Wild At Heart

Wild At Heart

In his brief turn as "Jingle" Dell, a Christmas-obsessed loon in David Lynch's lovers-on-the-lam road movie Wild At Heart, Crispin Glover wears a filthy Santa suit in July, puts live cockroaches in his underwear, and stays up all night frantically making sandwiches. His character barely even qualifies as tangential: He appears in a self-contained flashback that could have been elided without anyone noticing. Yet Glover's inclusion in the final cut says everything about the film, which splashes together its surreal excesses without distinguishing between the vivid and the gratuitous. Lynch's eccentricities are most effective when channeled into disciplined thriller plotting, as they were in Blue Velvet and Mulholland Dr. But working in a genre without limits, he turns Wild At Heart into an overripe repository of gothic grotesques, superfluous flashbacks and vignettes, and references to Elvis and The Wizard Of Oz. Lynch unbound on America's back roads leads to several unfortunate detours, but it also opens up possibilities that are thrillingly unpredictable and alive with moon-eyed romanticism.

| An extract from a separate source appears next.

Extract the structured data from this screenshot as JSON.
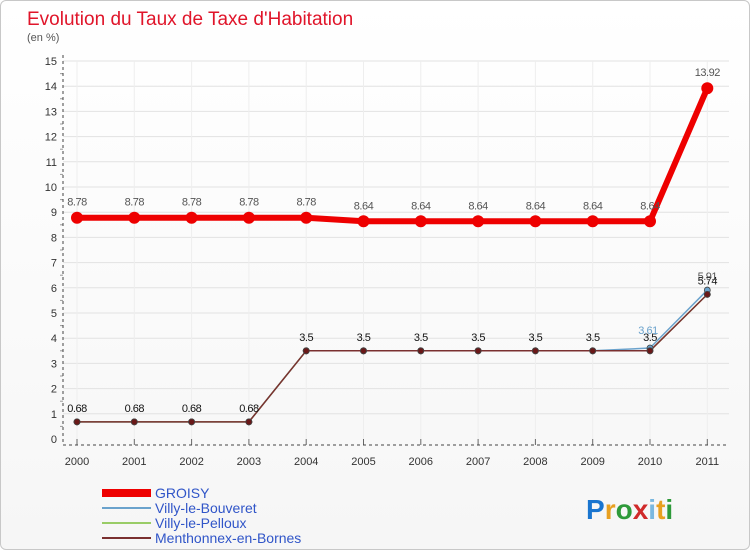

Like much of Lynch's work, Wild At Heart follows the plight of innocent heroes in an evil world, though in this case, the innocents are a pair of sex-crazed lovers skipping parole. Cloaked in his signature snakeskin jacket ("a symbol of my individuality and my belief in personal freedom"), Elvis-loving hipster Nicolas Cage adores sexpot Laura Dern, but her mother, a deranged Southern belle played by Diane Ladd, will stop at nothing to keep them apart. After serving time for killing a would-be assassin hired by Ladd, Cage is released from jail, and he and Dern head for New Orleans, tailed by seasoned bloodhound Harry Dean Stanton and numerous hired guns directed by the ruthless J.E. Freeman. (The new DVD comes with a helpful flowchart of the assorted sleazebags whom Ladd sics on Cage in order to cover up a dark family secret.)

As a couple, Cage and Dern are Lynch's bizarre conceptualization of cool, just as pure and old-fashioned in their language and affections as Dern and Kyle MacLachlan in Blue Velvet, but upgraded into modern, free-spirited sex bunnies. With Cage doing his Elvis shtick and Dern's sensualist heroine frequently melting into ecstasy, the pair seems lost to their mannerisms at times, but Lynch gives them a grand romantic destiny—helped along by the lushest of Angelo Badalamenti scores—that's hard to resist. Traversing the hellscape of Lynch's imagination, which culminates in a spectacularly creepy appearance by Willem Dafoe, Cage and Dern are so embattled that the "end of the rainbow" comes as transcendently sweet relief.